Queremos el orgullo recobrado de una patria descargada de chafarrinones zarzueleros: exacta, emprendedora, armoniosa, indivisible; unidad de destino superior a las pugnas entre los partidos, los individuos, las clases y las tierras distintas. La política internacional de España deberá regirse por su interés y su conveniencia, no por presión alguna exterior. Para eso, España tiene que ser fuerte; su Ejército y sus flotas marítima y aérea han de asegurarle en todo instante la independencia y la jerarquía. La educación ha de encaminarse a formar un espíritu nacional fuerte y unido, y a implantar en el alma de las juventudes la alegría y el orgullo de la Patria. Todo lo que sea invocación patriotera sin este sentido, sin este contenido, será una música de charanga con la que unos cuantos privilegiados traten, en vano, de distraer al pueblo para que no se acuerde de su hambre.
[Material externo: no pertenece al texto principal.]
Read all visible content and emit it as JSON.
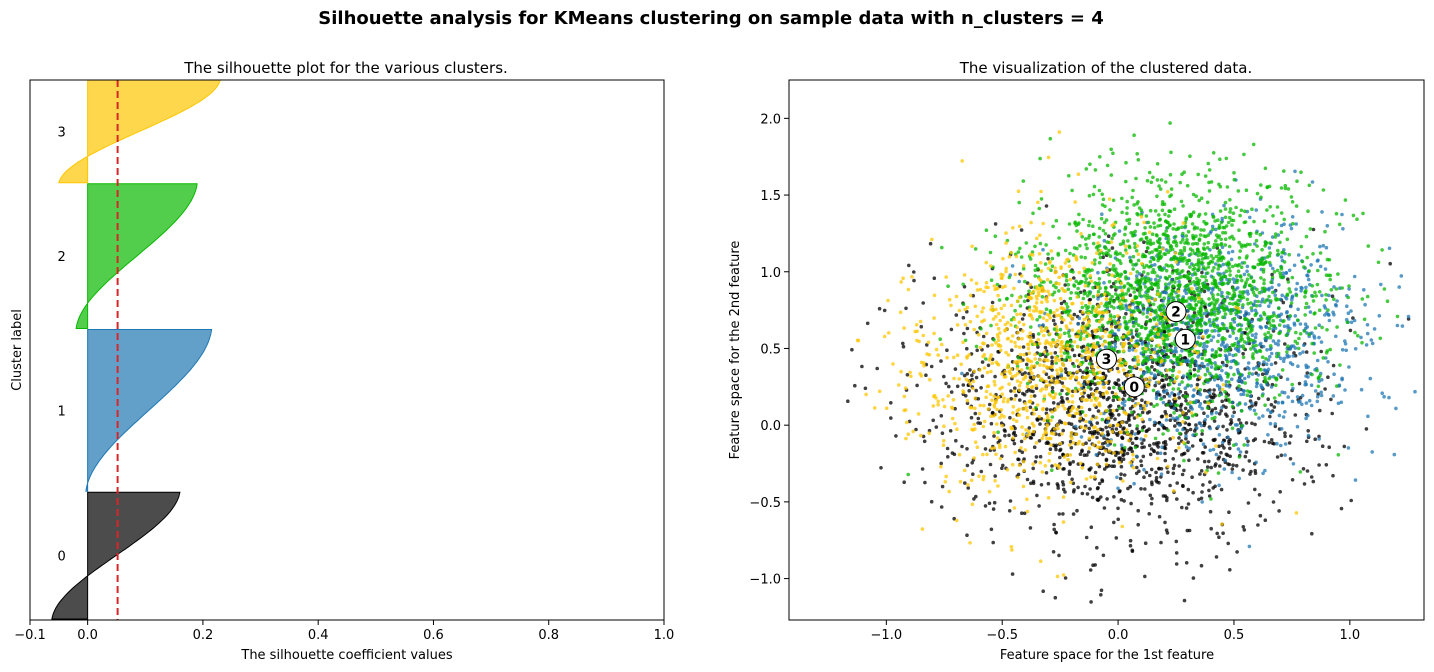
{
  "figure": {
    "suptitle": "Silhouette analysis for KMeans clustering on sample data with n_clusters = 4"
  },
  "chart_data": [
    {
      "type": "area",
      "title": "The silhouette plot for the various clusters.",
      "xlabel": "The silhouette coefficient values",
      "ylabel": "Cluster label",
      "xlim": [
        -0.1,
        1.0
      ],
      "xticks": [
        -0.1,
        0.0,
        0.2,
        0.4,
        0.6,
        0.8,
        1.0
      ],
      "xtick_labels": [
        "−0.1",
        "0.0",
        "0.2",
        "0.4",
        "0.6",
        "0.8",
        "1.0"
      ],
      "average_silhouette_score": 0.052,
      "average_line_color": "#d62728",
      "clusters": [
        {
          "label": "0",
          "color": "#000000",
          "min": -0.062,
          "max": 0.16,
          "size": 1270,
          "y_lower": 10
        },
        {
          "label": "1",
          "color": "#1f77b4",
          "min": -0.003,
          "max": 0.215,
          "size": 1620,
          "y_lower": 1290
        },
        {
          "label": "2",
          "color": "#08b800",
          "min": -0.02,
          "max": 0.19,
          "size": 1450,
          "y_lower": 2920
        },
        {
          "label": "3",
          "color": "#fdc600",
          "min": -0.05,
          "max": 0.23,
          "size": 1030,
          "y_lower": 4380
        }
      ]
    },
    {
      "type": "scatter",
      "title": "The visualization of the clustered data.",
      "xlabel": "Feature space for the 1st feature",
      "ylabel": "Feature space for the 2nd feature",
      "xlim": [
        -1.42,
        1.32
      ],
      "ylim": [
        -1.27,
        2.25
      ],
      "xticks": [
        -1.0,
        -0.5,
        0.0,
        0.5,
        1.0
      ],
      "xtick_labels": [
        "−1.0",
        "−0.5",
        "0.0",
        "0.5",
        "1.0"
      ],
      "yticks": [
        -1.0,
        -0.5,
        0.0,
        0.5,
        1.0,
        1.5,
        2.0
      ],
      "ytick_labels": [
        "−1.0",
        "−0.5",
        "0.0",
        "0.5",
        "1.0",
        "1.5",
        "2.0"
      ],
      "centers": [
        {
          "label": "0",
          "x": 0.07,
          "y": 0.25
        },
        {
          "label": "1",
          "x": 0.29,
          "y": 0.56
        },
        {
          "label": "2",
          "x": 0.25,
          "y": 0.74
        },
        {
          "label": "3",
          "x": -0.05,
          "y": 0.43
        }
      ],
      "clusters": [
        {
          "label": "0",
          "color": "#000000",
          "mean": [
            0.0,
            0.1
          ],
          "sd": [
            0.4,
            0.42
          ],
          "n": 1500
        },
        {
          "label": "1",
          "color": "#1f77b4",
          "mean": [
            0.45,
            0.55
          ],
          "sd": [
            0.3,
            0.38
          ],
          "n": 1000
        },
        {
          "label": "2",
          "color": "#08b800",
          "mean": [
            0.25,
            0.85
          ],
          "sd": [
            0.33,
            0.38
          ],
          "n": 1900
        },
        {
          "label": "3",
          "color": "#fdc600",
          "mean": [
            -0.3,
            0.4
          ],
          "sd": [
            0.3,
            0.42
          ],
          "n": 1000
        }
      ]
    }
  ]
}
El hambre del pueblo: he aquí otra angustia apremiante y a la que España puede poner remedio. La gran tarea de nuestra generación consiste en desmontar el sistema capitalista, cuyas últimas consecuencias fatales son la acumulación del capital en grandes empresas y la proletarización de las masas. El capitalismo –ya lo sabéis– no es la propiedad; antes bien, es el destructor de la propiedad humana viva, directa; los grandes instrumentos de dominación económica han ido sorbiendo su contenido a la propiedad familiar, a la pequeña industria, a la pequeña agricultura... El proceso de hipertrofia capitalista no acaba más que de dos maneras: o interrumpiéndolo por la decisión heroica incluso de algunos que participan en sus ventajas, o aguardando la catástrofe revolucionaria que, al incendiar el edificio capitalista, pegue fuego, de paso, a inmensos acervos de cultura y de espiritualidad. Nosotros preferimos el derribo al incendio, y estamos seguros de que ese derribo –que al alumbrar las nuevas formas de vida colocará a la cabeza del mundo a la primera nación que lo logre– es en España más fácil que en parte alguna, porque apenas tropieza con un gran capitalismo, industrial, que es el más difícil de desarticular rápidamente.

Aquí, con la reforma crediticio, que tiende a la nacionalización del servicio de crédito en bien de quienes lo necesitan, a quienes hay que redimir de sórdidos usureros y bancos suntuosos, y con la reforma agraria, que levantase el tono de vida del pueblo campesino español, estaría casi todo hecho en lo económico.

Explica con detalle la concepción ya conocida de la Falange en orden a la reforma agraria: delimitación de las áreas cultivables de nuestro suelo; reconstrucción de las unidades económicas de cultivo; devolución al bosque y a la ganadería de las tierras ineptas para la siembra, e instalación revolucionaria del pueblo labrador sobre las tierras cultivables.

Por último –dice–, necesitamos justicia, que sólo puede dar un Estado seguro de su propia razón de existencia, de su propia justificación histórica.

Nuestro Estado será más fuerte y menos cruel que el torpe Estado autor de la represión de Asturias; nosotros hubiéramos sido más rigurosos con los jefes y mucho menos duros con los mineros alucinados, cuyo ímpetu magnífico, desviado hacia el error, puede, bajo otro signo, deparar jornadas gloriosas a la revolución nacional de España.

Este es nuestro lenguaje. No vamos por ahí especulando con menudos chismes, sino llamando a lo más profundo de una España profunda y eterna. Sabemos que esta tierra entrañable de Extremadura, labradora, conquistadora y doliente, fértil en vanguardias de camisas azules, entenderá nuestra voz y estará con nosotros.